Artist Paints Portrait Of The World’s Leading Coral Reef Scientist Using Dead Bleached Coral And The Coal That’s Killing It


The Great Barrier Reef is the largest structure on earth made by living organisms. It is one of the 7 natural wonders and one of Australia’s most important ecosystems. Visible from space and larger than the Great Wall of China, it is a mystical underwater eden, a miracle of nature…..and it’s also one more thing…it is dying.

Mass bleaching events caused by global warming have been increasing in size and intensity, half of the reef has died since 2016 and this week Nature has published a paper showing the impact has extended into the larval population, greatly decreasing the chances of it regenerating to the same health and diversity that once made it a global treasure.

Professor Terry Hughes, Director of ARC Centre of Excellence for Coral Reef Studies and Distinguished Professor at James Cook University, is a global expert on reef systems with citations to his work exceeding 43,000. In 2016 he was voted by Nature as one of “10 people who mattered”. His list of prestigious awards, fellowships and other recognitions are too numerous to list here. He is a giant in the field of reef ecology.

But as he sits before me, regaling me with stories of watching his father hand stitch wetsuits so they could dive the freezing waters of his childhood home in Ireland, I can’t help but catch glimpses of the immense weight he is carrying on behalf of all of us.

Terry has done the one thing we all most wish for our children. He has found something he is passionate about, something he loves and can pour himself into. He has diligently studied it and worked hard to become a leader in his field. He has spent a lifetime selflessly contributing a deeper understanding of not just Australia’s tourist wonderland, but of reef ecosystems across the globe.

As reward for this life spent in scientific service he has been attacked in the press, smeared by politicians, faced extreme funding cuts threatening the livelihoods of him and his colleagues and, to add insult to injury, watched as almost 1/2 a billion dollars of that funding was given to a little known organisation funded and chaired by fossil fuel and energy executives that didn’t tender for it, didn’t ask for it and had no immediate way to spend it, something now referred to in Australia as #reefgate.

Despite all of this, he has set aside time to sit with a little known artist with a crazy idea to create his portrait from the two materials that seem to dominate his recent life, and enter it in Australia’s premier Portrait prize, “The Archibald”.

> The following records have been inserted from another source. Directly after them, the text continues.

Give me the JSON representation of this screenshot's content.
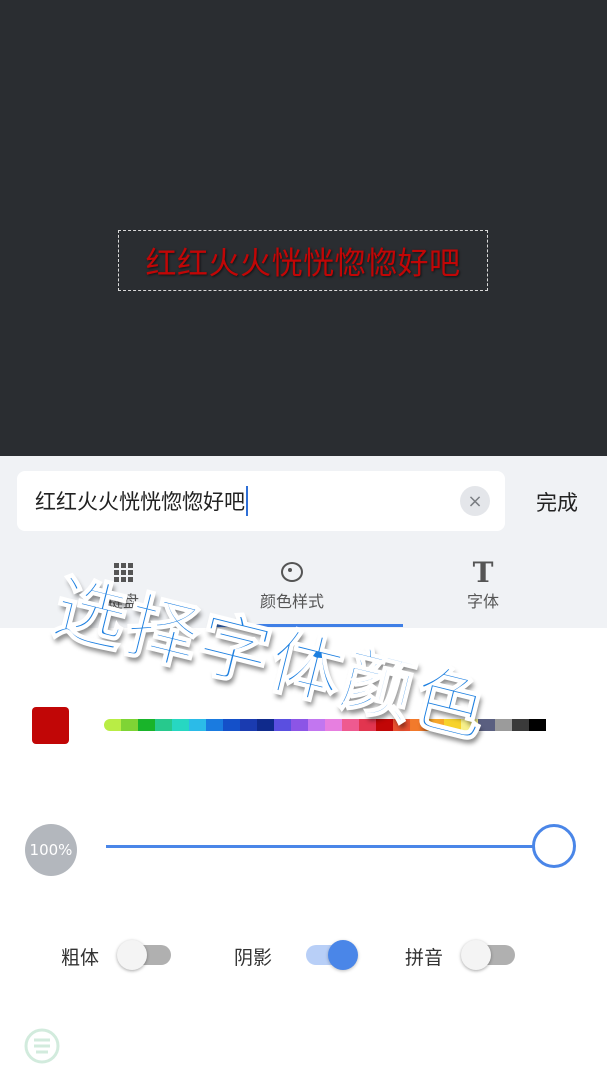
{
  "preview": {
    "text": "红红火火恍恍惚惚好吧",
    "text_color": "#c10606"
  },
  "editor": {
    "input_value": "红红火火恍恍惚惚好吧",
    "clear_icon": "×",
    "done_label": "完成",
    "tabs": [
      {
        "label": "键盘",
        "icon": "keyboard-icon"
      },
      {
        "label": "颜色样式",
        "icon": "palette-icon",
        "active": true
      },
      {
        "label": "字体",
        "icon": "font-icon",
        "glyph": "T"
      }
    ]
  },
  "style": {
    "selected_color": "#c10606",
    "palette": [
      "#b9ed45",
      "#7fd435",
      "#19b42a",
      "#27c98d",
      "#27d7c2",
      "#2bbbe8",
      "#1a7be0",
      "#1450c9",
      "#1a3bb0",
      "#0f2a8c",
      "#5a4fe0",
      "#8c55e6",
      "#c276f0",
      "#e77fe0",
      "#ee5a90",
      "#e2354f",
      "#c10606",
      "#e8502f",
      "#f27a2b",
      "#f7a529",
      "#f7d22a",
      "#f7f08a",
      "#5a5f80",
      "#9b9b9b",
      "#3a3a3a",
      "#000000"
    ],
    "opacity": "100%",
    "toggles": [
      {
        "label": "粗体",
        "on": false
      },
      {
        "label": "阴影",
        "on": true
      },
      {
        "label": "拼音",
        "on": false
      }
    ]
  },
  "overlay": {
    "caption": "选择字体颜色"
  }
}
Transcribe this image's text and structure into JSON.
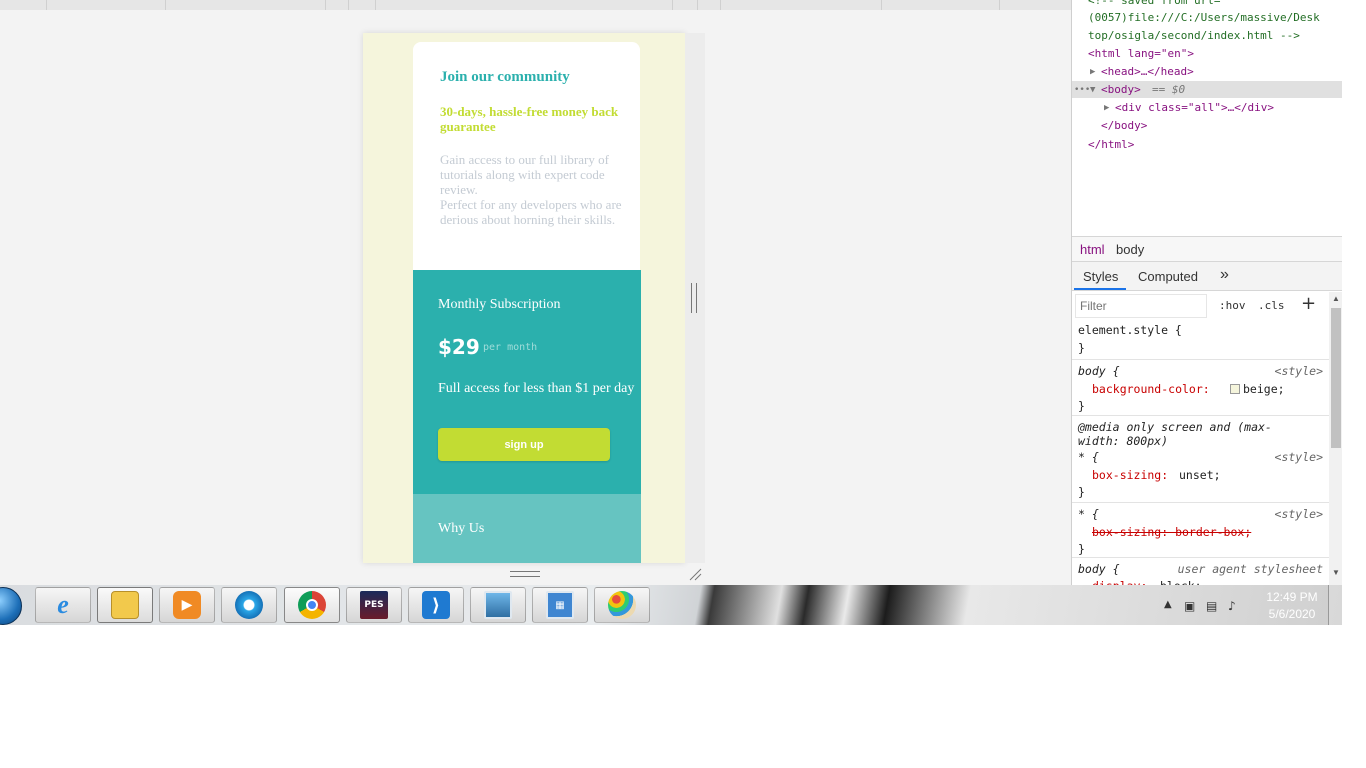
{
  "page": {
    "heading": "Join our community",
    "subheading": "30-days, hassle-free money back guarantee",
    "description_1": "Gain access to our full library of tutorials along with expert code review.",
    "description_2": "Perfect for any developers who are derious about horning their skills.",
    "subscription_title": "Monthly Subscription",
    "price": "$29",
    "price_unit": "per month",
    "access_text": "Full access for less than $1 per day",
    "signup_label": "sign up",
    "why_title": "Why Us",
    "colors": {
      "background": "#f5f5dc",
      "accent_teal": "#2bb0ad",
      "accent_lime": "#c2dc33",
      "light_teal": "#66c4c1"
    }
  },
  "devtools": {
    "dom": {
      "comment_1": "<!-- saved from url=",
      "comment_2": "(0057)file:///C:/Users/massive/Desk",
      "comment_3": "top/osigla/second/index.html -->",
      "html_open": "<html lang=\"en\">",
      "head": "<head>…</head>",
      "body_open": "<body>",
      "body_eq": "== $0",
      "div_all": "<div class=\"all\">…</div>",
      "body_close": "</body>",
      "html_close": "</html>"
    },
    "breadcrumbs": [
      "html",
      "body"
    ],
    "tabs": [
      "Styles",
      "Computed"
    ],
    "tabs_more": "»",
    "filter_placeholder": "Filter",
    "hov": ":hov",
    "cls": ".cls",
    "plus": "+",
    "rules": {
      "r1_selector": "element.style {",
      "r1_close": "}",
      "r2_selector": "body {",
      "r2_source": "<style>",
      "r2_prop": "background-color:",
      "r2_value": "beige;",
      "r2_close": "}",
      "r3_media_1": "@media only screen and (max-",
      "r3_media_2": "width: 800px)",
      "r3_selector": "* {",
      "r3_source": "<style>",
      "r3_prop": "box-sizing:",
      "r3_value": "unset;",
      "r3_close": "}",
      "r4_selector": "* {",
      "r4_source": "<style>",
      "r4_struck": "box-sizing: border-box;",
      "r4_close": "}",
      "r5_selector": "body {",
      "r5_source": "user agent stylesheet",
      "r5_prop": "display:",
      "r5_value": "block;"
    }
  },
  "taskbar": {
    "apps": [
      "windows-explorer-icon",
      "internet-explorer-icon",
      "file-manager-icon",
      "media-player-icon",
      "browser-blue-icon",
      "chrome-icon",
      "pes-game-icon",
      "vscode-icon",
      "photo-viewer-icon",
      "control-panel-icon",
      "paint-icon"
    ],
    "pes_label": "PES",
    "time": "12:49 PM",
    "date": "5/6/2020"
  }
}
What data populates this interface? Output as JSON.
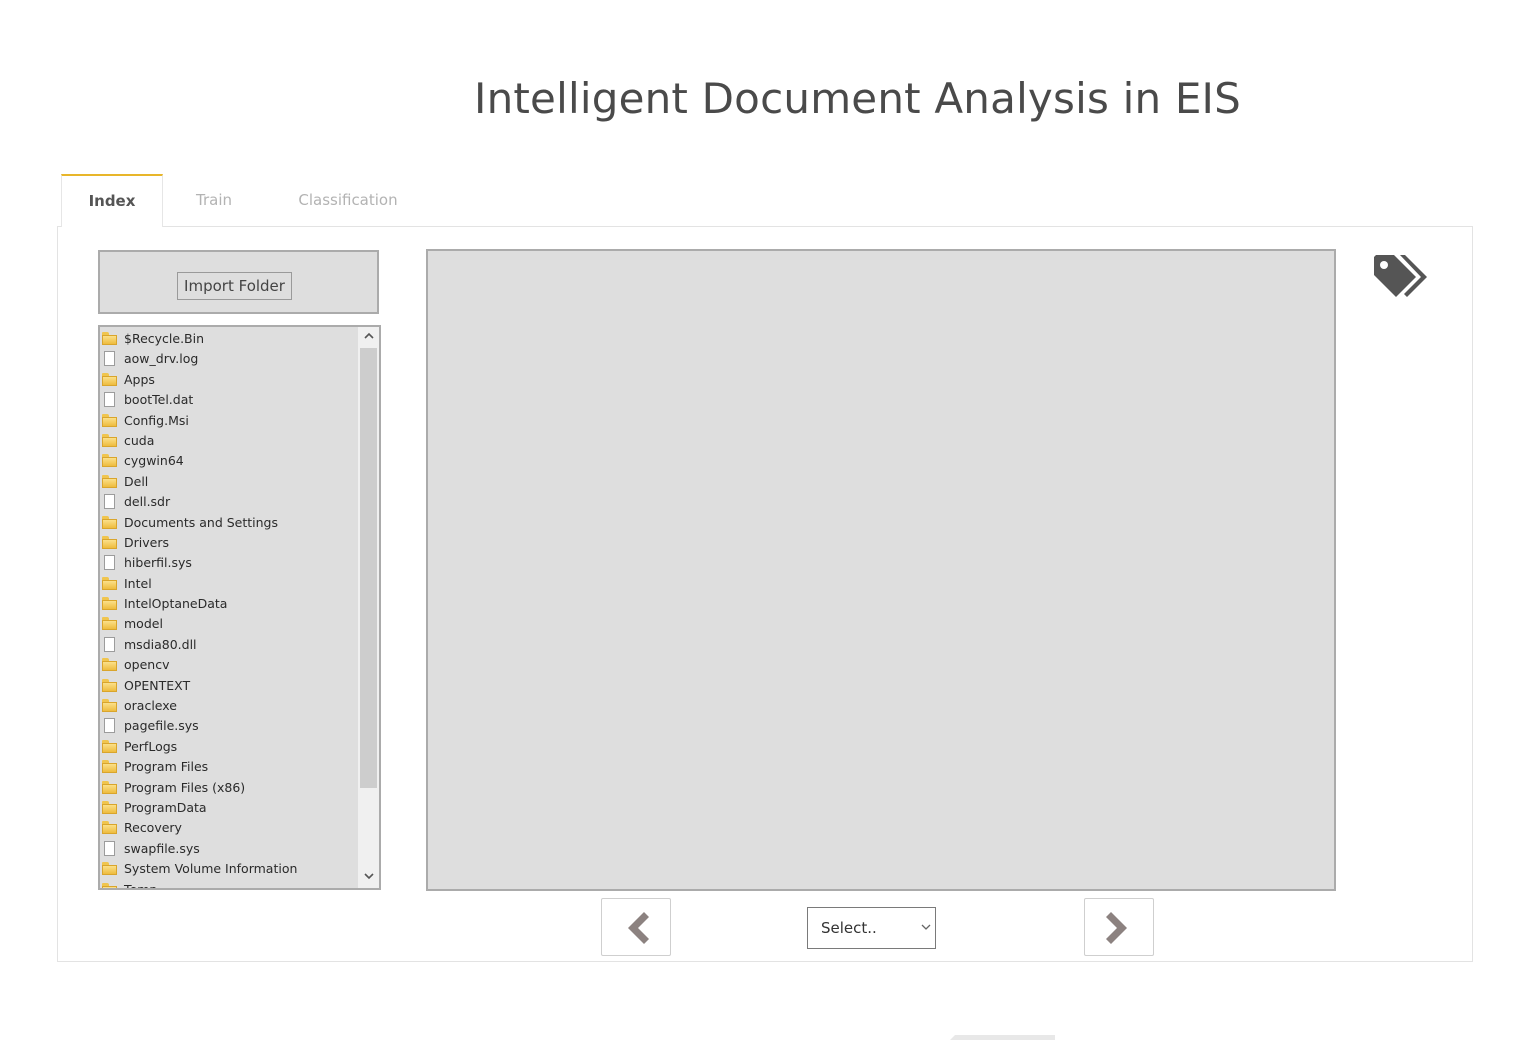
{
  "page": {
    "title": "Intelligent Document Analysis in EIS"
  },
  "tabs": [
    {
      "label": "Index",
      "active": true
    },
    {
      "label": "Train",
      "active": false
    },
    {
      "label": "Classification",
      "active": false
    }
  ],
  "sidebar": {
    "import_label": "Import Folder",
    "items": [
      {
        "label": "$Recycle.Bin",
        "type": "folder"
      },
      {
        "label": "aow_drv.log",
        "type": "file"
      },
      {
        "label": "Apps",
        "type": "folder"
      },
      {
        "label": "bootTel.dat",
        "type": "file"
      },
      {
        "label": "Config.Msi",
        "type": "folder"
      },
      {
        "label": "cuda",
        "type": "folder"
      },
      {
        "label": "cygwin64",
        "type": "folder"
      },
      {
        "label": "Dell",
        "type": "folder"
      },
      {
        "label": "dell.sdr",
        "type": "file"
      },
      {
        "label": "Documents and Settings",
        "type": "folder"
      },
      {
        "label": "Drivers",
        "type": "folder"
      },
      {
        "label": "hiberfil.sys",
        "type": "file"
      },
      {
        "label": "Intel",
        "type": "folder"
      },
      {
        "label": "IntelOptaneData",
        "type": "folder"
      },
      {
        "label": "model",
        "type": "folder"
      },
      {
        "label": "msdia80.dll",
        "type": "file"
      },
      {
        "label": "opencv",
        "type": "folder"
      },
      {
        "label": "OPENTEXT",
        "type": "folder"
      },
      {
        "label": "oraclexe",
        "type": "folder"
      },
      {
        "label": "pagefile.sys",
        "type": "file"
      },
      {
        "label": "PerfLogs",
        "type": "folder"
      },
      {
        "label": "Program Files",
        "type": "folder"
      },
      {
        "label": "Program Files (x86)",
        "type": "folder"
      },
      {
        "label": "ProgramData",
        "type": "folder"
      },
      {
        "label": "Recovery",
        "type": "folder"
      },
      {
        "label": "swapfile.sys",
        "type": "file"
      },
      {
        "label": "System Volume Information",
        "type": "folder"
      },
      {
        "label": "Temp",
        "type": "folder"
      }
    ]
  },
  "toolbar": {
    "select_value": "Select..",
    "prev_icon": "chevron-left-icon",
    "next_icon": "chevron-right-icon",
    "tag_icon": "tags-icon"
  },
  "colors": {
    "accent": "#e8b62a",
    "panel_gray": "#dedede",
    "icon_dark": "#555555",
    "nav_arrow": "#8c8280"
  }
}
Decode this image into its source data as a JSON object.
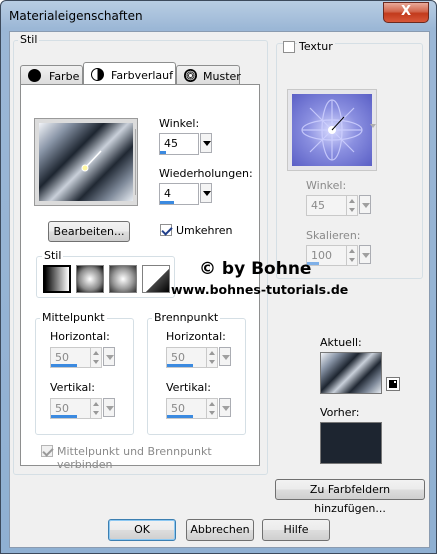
{
  "window": {
    "title": "Materialeigenschaften",
    "close_label": "X"
  },
  "left": {
    "group_label": "Stil",
    "tabs": [
      {
        "label": "Farbe"
      },
      {
        "label": "Farbverlauf"
      },
      {
        "label": "Muster"
      }
    ],
    "angle_label": "Winkel:",
    "angle_value": "45",
    "repeats_label": "Wiederholungen:",
    "repeats_value": "4",
    "edit_button": "Bearbeiten...",
    "invert_label": "Umkehren",
    "invert_checked": true,
    "style_group_label": "Stil",
    "center": {
      "label": "Mittelpunkt",
      "horizontal_label": "Horizontal:",
      "horizontal_value": "50",
      "vertical_label": "Vertikal:",
      "vertical_value": "50"
    },
    "focal": {
      "label": "Brennpunkt",
      "horizontal_label": "Horizontal:",
      "horizontal_value": "50",
      "vertical_label": "Vertikal:",
      "vertical_value": "50"
    },
    "link_label": "Mittelpunkt und Brennpunkt verbinden",
    "link_checked": true
  },
  "right": {
    "texture_label": "Textur",
    "texture_checked": false,
    "angle_label": "Winkel:",
    "angle_value": "45",
    "scale_label": "Skalieren:",
    "scale_value": "100",
    "current_label": "Aktuell:",
    "previous_label": "Vorher:",
    "add_swatch_button": "Zu Farbfeldern hinzufügen..."
  },
  "watermark": {
    "line1": "© by Bohne",
    "line2": "www.bohnes-tutorials.de"
  },
  "footer": {
    "ok": "OK",
    "cancel": "Abbrechen",
    "help": "Hilfe"
  }
}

For the last few weeks I have been crushing and sieving coral samples Terry has sent me. Together with samples of coal I obtained I have started to hand “mull” them in oil to create oil paint…walnut oil for the coral to protect it’s fragile organic colour, linseed for the coal. It seemed like an interesting idea at the time, a fun project, but as I try to work the new medium I realise I may have underestimated the difficulty of the execution. The coal just won’t mix with the coral (perhaps there’s something telling in that), and you need mixes of light and dark to complete a good portrait. I decide to approach it like a charcoal and white chalk sketch, keeping the two material as far from each other as possible. But the coal still resists. It goes on the canvas like tar, it won’t blend, it destroys a new, high quality hog hair brush every 30 minutes. But I persist, and eventually I start to see what I’m searching for…amongst the black and sticky mess the stoic, thoughtful face of our reefs best hope for survival begins to emerge.

At that moment the great Holman Hunt masterpiece, “The Scapegoat” flashes in my mind, not for Terry but for all scientists.

I title this piece “The Burden of Knowledge”.

These words and the views they express are mine and mine alone. They are not endorsed by Professor Hughes or anyone working at ARC or JCU….or anyone other than me for that matter.